Make sure you pick up a free audio guide. Most of the humour and insight lie in the commentary, which borrows heavily from Douglas Adams. There are wry touches here - the Barbara Hepworth abstract that 'resembles an inhabitant of Cassiopaea Delta', and the notion that C3PO is a well-known celebrity in the wider cosmos, whose misadventures are woefully distorted in the Star Wars 'documentaries'. But these flashes of humour are sporadic, and the commentary covers only a handful of exhibits.

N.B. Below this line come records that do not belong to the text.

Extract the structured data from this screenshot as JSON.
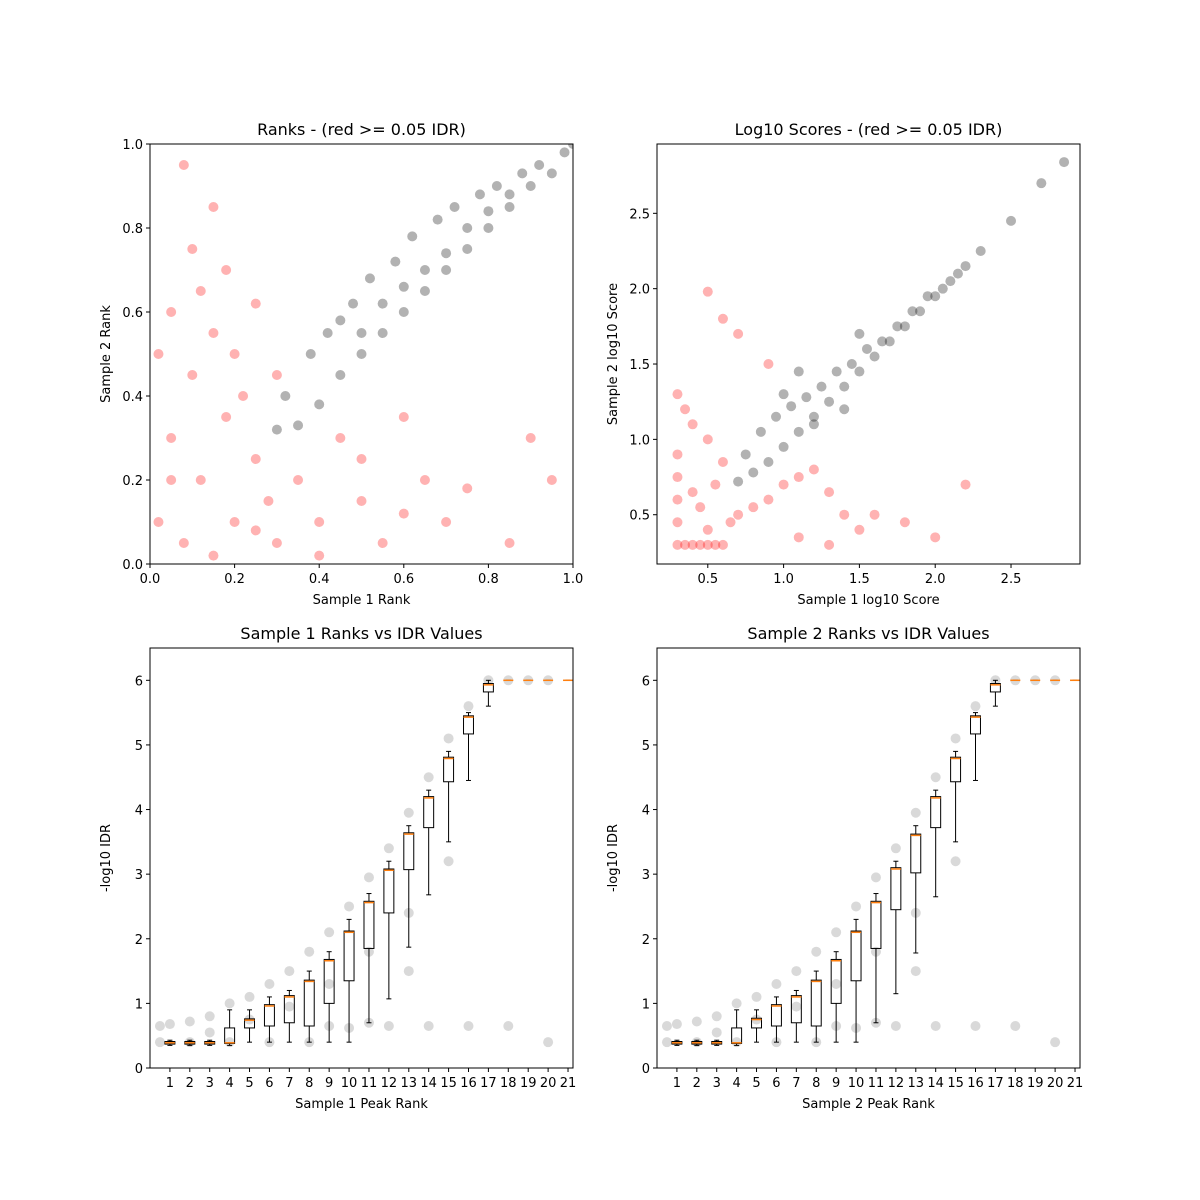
{
  "chart_data": [
    {
      "type": "scatter",
      "title": "Ranks - (red >= 0.05 IDR)",
      "xlabel": "Sample 1 Rank",
      "ylabel": "Sample 2 Rank",
      "xlim": [
        0,
        1
      ],
      "ylim": [
        0,
        1
      ],
      "alpha": 0.3,
      "xticks": [
        {
          "value": 0,
          "label": "0.0"
        },
        0.2,
        0.4,
        0.6,
        0.8,
        {
          "value": 1,
          "label": "1.0"
        }
      ],
      "yticks": [
        {
          "value": 0,
          "label": "0.0"
        },
        0.2,
        0.4,
        0.6,
        0.8,
        {
          "value": 1,
          "label": "1.0"
        }
      ],
      "series": [
        {
          "color": "#ff0000",
          "x": [
            0.02,
            0.05,
            0.08,
            0.1,
            0.12,
            0.15,
            0.18,
            0.2,
            0.22,
            0.25,
            0.28,
            0.3,
            0.05,
            0.1,
            0.15,
            0.2,
            0.25,
            0.35,
            0.4,
            0.45,
            0.5,
            0.55,
            0.6,
            0.65,
            0.7,
            0.08,
            0.12,
            0.18,
            0.3,
            0.4,
            0.5,
            0.6,
            0.75,
            0.85,
            0.95,
            0.05,
            0.15,
            0.25,
            0.02,
            0.9
          ],
          "values": [
            0.1,
            0.3,
            0.05,
            0.45,
            0.2,
            0.55,
            0.35,
            0.1,
            0.4,
            0.25,
            0.15,
            0.05,
            0.6,
            0.75,
            0.85,
            0.5,
            0.62,
            0.2,
            0.1,
            0.3,
            0.15,
            0.05,
            0.35,
            0.2,
            0.1,
            0.95,
            0.65,
            0.7,
            0.45,
            0.02,
            0.25,
            0.12,
            0.18,
            0.05,
            0.2,
            0.2,
            0.02,
            0.08,
            0.5,
            0.3
          ]
        },
        {
          "color": "#000000",
          "x": [
            0.3,
            0.32,
            0.35,
            0.38,
            0.4,
            0.42,
            0.45,
            0.48,
            0.5,
            0.52,
            0.55,
            0.58,
            0.6,
            0.62,
            0.65,
            0.68,
            0.7,
            0.72,
            0.75,
            0.78,
            0.8,
            0.82,
            0.85,
            0.88,
            0.9,
            0.92,
            0.95,
            0.98,
            1.0,
            0.45,
            0.55,
            0.65,
            0.75,
            0.85,
            0.5,
            0.6,
            0.7,
            0.8
          ],
          "values": [
            0.32,
            0.4,
            0.33,
            0.5,
            0.38,
            0.55,
            0.45,
            0.62,
            0.5,
            0.68,
            0.55,
            0.72,
            0.6,
            0.78,
            0.65,
            0.82,
            0.7,
            0.85,
            0.75,
            0.88,
            0.8,
            0.9,
            0.85,
            0.93,
            0.9,
            0.95,
            0.93,
            0.98,
            1.0,
            0.58,
            0.62,
            0.7,
            0.8,
            0.88,
            0.55,
            0.66,
            0.74,
            0.84
          ]
        }
      ]
    },
    {
      "type": "scatter",
      "title": "Log10 Scores - (red >= 0.05 IDR)",
      "xlabel": "Sample 1 log10 Score",
      "ylabel": "Sample 2 log10 Score",
      "xlim": [
        0.165,
        2.955
      ],
      "ylim": [
        0.173,
        2.96
      ],
      "alpha": 0.3,
      "xticks": [
        0.5,
        {
          "value": 1,
          "label": "1.0"
        },
        1.5,
        {
          "value": 2,
          "label": "2.0"
        },
        2.5
      ],
      "yticks": [
        0.5,
        {
          "value": 1,
          "label": "1.0"
        },
        1.5,
        {
          "value": 2,
          "label": "2.0"
        },
        2.5
      ],
      "series": [
        {
          "color": "#ff0000",
          "x": [
            0.3,
            0.3,
            0.3,
            0.3,
            0.3,
            0.3,
            0.35,
            0.4,
            0.45,
            0.5,
            0.55,
            0.6,
            0.65,
            0.7,
            0.8,
            0.9,
            1.0,
            1.1,
            1.2,
            1.3,
            1.4,
            1.5,
            0.4,
            0.5,
            0.6,
            0.45,
            0.55,
            0.5,
            0.6,
            0.7,
            0.9,
            1.1,
            1.3,
            0.35,
            0.4,
            1.6,
            1.8,
            2.0,
            2.2,
            0.5
          ],
          "values": [
            0.3,
            0.45,
            0.6,
            0.75,
            0.9,
            1.3,
            0.3,
            0.3,
            0.3,
            0.3,
            0.3,
            0.3,
            0.45,
            0.5,
            0.55,
            0.6,
            0.7,
            0.75,
            0.8,
            0.65,
            0.5,
            0.4,
            1.1,
            1.0,
            0.85,
            0.55,
            0.7,
            1.98,
            1.8,
            1.7,
            1.5,
            0.35,
            0.3,
            1.2,
            0.65,
            0.5,
            0.45,
            0.35,
            0.7,
            0.4
          ]
        },
        {
          "color": "#000000",
          "x": [
            0.7,
            0.75,
            0.8,
            0.85,
            0.9,
            0.95,
            1.0,
            1.05,
            1.1,
            1.15,
            1.2,
            1.25,
            1.3,
            1.35,
            1.4,
            1.45,
            1.5,
            1.55,
            1.6,
            1.65,
            1.7,
            1.75,
            1.8,
            1.85,
            1.9,
            1.95,
            2.0,
            2.05,
            2.1,
            2.15,
            2.2,
            2.3,
            2.5,
            2.7,
            2.85,
            1.0,
            1.2,
            1.4,
            1.1,
            1.5
          ],
          "values": [
            0.72,
            0.9,
            0.78,
            1.05,
            0.85,
            1.15,
            0.95,
            1.22,
            1.05,
            1.28,
            1.15,
            1.35,
            1.25,
            1.45,
            1.35,
            1.5,
            1.45,
            1.6,
            1.55,
            1.65,
            1.65,
            1.75,
            1.75,
            1.85,
            1.85,
            1.95,
            1.95,
            2.0,
            2.05,
            2.1,
            2.15,
            2.25,
            2.45,
            2.7,
            2.84,
            1.3,
            1.1,
            1.2,
            1.45,
            1.7
          ]
        }
      ]
    },
    {
      "type": "box",
      "title": "Sample 1 Ranks vs IDR Values",
      "xlabel": "Sample 1 Peak Rank",
      "ylabel": "-log10 IDR",
      "xlim": [
        0,
        21.25
      ],
      "ylim": [
        0,
        6.5
      ],
      "alpha": 0.15,
      "xticks": [
        1,
        2,
        3,
        4,
        5,
        6,
        7,
        8,
        9,
        10,
        11,
        12,
        13,
        14,
        15,
        16,
        17,
        18,
        19,
        20,
        21
      ],
      "yticks": [
        0,
        1,
        2,
        3,
        4,
        5,
        6
      ],
      "series": [
        {
          "color": "#000000",
          "x": [
            0.5,
            1,
            2,
            3,
            4,
            5,
            6,
            7,
            8,
            9,
            10,
            11,
            12,
            13,
            14,
            15,
            16,
            17,
            18,
            19,
            20,
            3,
            5,
            7,
            9,
            11,
            13,
            15,
            0.5,
            2,
            4,
            6,
            8,
            10,
            12,
            14,
            16,
            18,
            20,
            9,
            11,
            13
          ],
          "values": [
            0.65,
            0.68,
            0.72,
            0.8,
            1.0,
            1.1,
            1.3,
            1.5,
            1.8,
            2.1,
            2.5,
            2.95,
            3.4,
            3.95,
            4.5,
            5.1,
            5.6,
            6.0,
            6.0,
            6.0,
            6.0,
            0.55,
            0.75,
            0.95,
            1.3,
            1.8,
            2.4,
            3.2,
            0.4,
            0.4,
            0.4,
            0.4,
            0.4,
            0.62,
            0.65,
            0.65,
            0.65,
            0.65,
            0.4,
            0.65,
            0.7,
            1.5
          ]
        }
      ],
      "box_color": "#000000",
      "median_color": "#ff7f0e",
      "boxes": {
        "positions": [
          1,
          2,
          3,
          4,
          5,
          6,
          7,
          8,
          9,
          10,
          11,
          12,
          13,
          14,
          15,
          16,
          17,
          18,
          19,
          20,
          21
        ],
        "median": [
          0.39,
          0.39,
          0.39,
          0.39,
          0.74,
          0.96,
          1.1,
          1.34,
          1.66,
          2.1,
          2.56,
          3.06,
          3.62,
          4.18,
          4.79,
          5.43,
          5.93,
          6.0,
          6.0,
          6.0,
          6.0
        ],
        "q1": [
          0.37,
          0.37,
          0.37,
          0.38,
          0.62,
          0.65,
          0.7,
          0.65,
          1.0,
          1.35,
          1.85,
          2.4,
          3.07,
          3.72,
          4.43,
          5.17,
          5.82,
          6.0,
          6.0,
          6.0,
          6.0
        ],
        "q3": [
          0.41,
          0.41,
          0.41,
          0.62,
          0.76,
          0.98,
          1.12,
          1.36,
          1.68,
          2.12,
          2.58,
          3.08,
          3.64,
          4.2,
          4.81,
          5.45,
          5.95,
          6.0,
          6.0,
          6.0,
          6.0
        ],
        "whislo": [
          0.35,
          0.35,
          0.35,
          0.35,
          0.4,
          0.4,
          0.4,
          0.4,
          0.4,
          0.4,
          0.7,
          1.07,
          1.87,
          2.68,
          3.5,
          4.45,
          5.6,
          6.0,
          6.0,
          6.0,
          6.0
        ],
        "whishi": [
          0.43,
          0.43,
          0.43,
          0.9,
          0.9,
          1.1,
          1.2,
          1.5,
          1.8,
          2.3,
          2.7,
          3.2,
          3.75,
          4.3,
          4.9,
          5.5,
          6.0,
          6.0,
          6.0,
          6.0,
          6.0
        ]
      }
    },
    {
      "type": "box",
      "title": "Sample 2 Ranks vs IDR Values",
      "xlabel": "Sample 2 Peak Rank",
      "ylabel": "-log10 IDR",
      "xlim": [
        0,
        21.25
      ],
      "ylim": [
        0,
        6.5
      ],
      "alpha": 0.15,
      "xticks": [
        1,
        2,
        3,
        4,
        5,
        6,
        7,
        8,
        9,
        10,
        11,
        12,
        13,
        14,
        15,
        16,
        17,
        18,
        19,
        20,
        21
      ],
      "yticks": [
        0,
        1,
        2,
        3,
        4,
        5,
        6
      ],
      "series": [
        {
          "color": "#000000",
          "x": [
            0.5,
            1,
            2,
            3,
            4,
            5,
            6,
            7,
            8,
            9,
            10,
            11,
            12,
            13,
            14,
            15,
            16,
            17,
            18,
            19,
            20,
            3,
            5,
            7,
            9,
            11,
            13,
            15,
            0.5,
            2,
            4,
            6,
            8,
            10,
            12,
            14,
            16,
            18,
            20,
            9,
            11,
            13
          ],
          "values": [
            0.65,
            0.68,
            0.72,
            0.8,
            1.0,
            1.1,
            1.3,
            1.5,
            1.8,
            2.1,
            2.5,
            2.95,
            3.4,
            3.95,
            4.5,
            5.1,
            5.6,
            6.0,
            6.0,
            6.0,
            6.0,
            0.55,
            0.75,
            0.95,
            1.3,
            1.8,
            2.4,
            3.2,
            0.4,
            0.4,
            0.4,
            0.4,
            0.4,
            0.62,
            0.65,
            0.65,
            0.65,
            0.65,
            0.4,
            0.65,
            0.7,
            1.5
          ]
        }
      ],
      "box_color": "#000000",
      "median_color": "#ff7f0e",
      "boxes": {
        "positions": [
          1,
          2,
          3,
          4,
          5,
          6,
          7,
          8,
          9,
          10,
          11,
          12,
          13,
          14,
          15,
          16,
          17,
          18,
          19,
          20,
          21
        ],
        "median": [
          0.39,
          0.39,
          0.39,
          0.39,
          0.75,
          0.96,
          1.1,
          1.34,
          1.66,
          2.1,
          2.56,
          3.08,
          3.6,
          4.18,
          4.79,
          5.43,
          5.93,
          6.0,
          6.0,
          6.0,
          6.0
        ],
        "q1": [
          0.37,
          0.37,
          0.37,
          0.38,
          0.62,
          0.65,
          0.7,
          0.65,
          1.0,
          1.35,
          1.85,
          2.45,
          3.02,
          3.72,
          4.43,
          5.17,
          5.82,
          6.0,
          6.0,
          6.0,
          6.0
        ],
        "q3": [
          0.41,
          0.41,
          0.41,
          0.62,
          0.77,
          0.98,
          1.12,
          1.36,
          1.68,
          2.12,
          2.58,
          3.1,
          3.62,
          4.2,
          4.81,
          5.45,
          5.95,
          6.0,
          6.0,
          6.0,
          6.0
        ],
        "whislo": [
          0.35,
          0.35,
          0.35,
          0.35,
          0.4,
          0.4,
          0.4,
          0.4,
          0.4,
          0.4,
          0.7,
          1.15,
          1.78,
          2.65,
          3.5,
          4.45,
          5.6,
          6.0,
          6.0,
          6.0,
          6.0
        ],
        "whishi": [
          0.43,
          0.43,
          0.43,
          0.9,
          0.9,
          1.1,
          1.2,
          1.5,
          1.8,
          2.3,
          2.7,
          3.2,
          3.75,
          4.3,
          4.9,
          5.5,
          6.0,
          6.0,
          6.0,
          6.0,
          6.0
        ]
      }
    }
  ]
}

It's not a bad collection; perhaps a quarter of the curios will make you think and question. But there's too much guff and the interplanetary theme fails to hang together. They could have made more of Damien Hirst's spot pattern, for example, which functioned as a calibration target on the ill-fated Beagle 2 probe. This real instance of sending modern art to Mars is tucked away in the upper gallery.

Diverting but patchy. Still, we for one welcome our Martian overlords.

Martian Museum of Terrestrial Art runs till 18 May and costs eight of your Earth pounds.